Why the giant nests?  Another mystery, from what I’ve read, but some ecologists suggest that wasps normally experience die offs during the colder winter months which prevent their colonies from getting too massive.  But if the winter is too warm, then there’s no die off, and the colony just keeps growing and growing.  Others suggest that some of the queens are, for some reason, remaining in their original nests instead of heading out like they normally do to establish colonies of their own.  They’re lazy, but instead of killing each other, these queens learn to cooperate and build giant nests.

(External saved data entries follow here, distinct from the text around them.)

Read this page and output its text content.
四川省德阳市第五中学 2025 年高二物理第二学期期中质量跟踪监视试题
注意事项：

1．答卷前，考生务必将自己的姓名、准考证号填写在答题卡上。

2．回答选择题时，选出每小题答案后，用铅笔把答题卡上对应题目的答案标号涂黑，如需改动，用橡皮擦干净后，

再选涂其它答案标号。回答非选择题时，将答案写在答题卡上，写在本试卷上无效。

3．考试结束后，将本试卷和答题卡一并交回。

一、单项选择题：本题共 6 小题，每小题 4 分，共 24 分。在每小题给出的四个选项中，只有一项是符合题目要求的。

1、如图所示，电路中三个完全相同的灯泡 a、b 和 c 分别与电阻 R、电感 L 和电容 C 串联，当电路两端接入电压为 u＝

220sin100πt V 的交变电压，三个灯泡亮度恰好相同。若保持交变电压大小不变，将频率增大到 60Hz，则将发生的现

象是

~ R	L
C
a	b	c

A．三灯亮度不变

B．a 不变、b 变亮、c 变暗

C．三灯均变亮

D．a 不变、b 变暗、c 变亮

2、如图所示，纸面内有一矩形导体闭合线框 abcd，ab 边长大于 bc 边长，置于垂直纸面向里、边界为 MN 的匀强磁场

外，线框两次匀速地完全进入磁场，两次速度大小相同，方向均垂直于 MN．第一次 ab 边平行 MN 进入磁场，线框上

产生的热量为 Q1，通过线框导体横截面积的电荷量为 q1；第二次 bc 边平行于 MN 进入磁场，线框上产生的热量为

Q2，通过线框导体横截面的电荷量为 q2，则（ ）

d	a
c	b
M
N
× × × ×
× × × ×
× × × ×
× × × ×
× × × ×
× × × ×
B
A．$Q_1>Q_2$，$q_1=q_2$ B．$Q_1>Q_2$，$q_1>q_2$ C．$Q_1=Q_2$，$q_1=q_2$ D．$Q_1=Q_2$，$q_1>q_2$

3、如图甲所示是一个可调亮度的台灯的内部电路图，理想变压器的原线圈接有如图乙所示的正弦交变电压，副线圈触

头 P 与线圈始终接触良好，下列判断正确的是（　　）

So, bees are dying off, and wasps are making giant nests.  It’s tempting to look for a common explanation.  If it really is an environmental factor that’s causing the giant nest phenomenon, then might the same factor have some role to play in the bee die-off?  Well, probably not, since the giant nest phenomenon was pretty localized to the American south and Colony Collapse Disorder seems to be turning into a global phenomenon.

Still, it’s fun to speculate.

Update:  Thanks to a friend of mine for pointing out this article to me about how cell phone signals apparently got linked with Colony Collapse Disorder.  Turns out it was some German researchers who were studying the effect of the radio signals generated by landlines on the learning ability of bees.  Nothing to do with cell phones at all, but the media, surprisingly, misinterpreted the research.  Imagine that.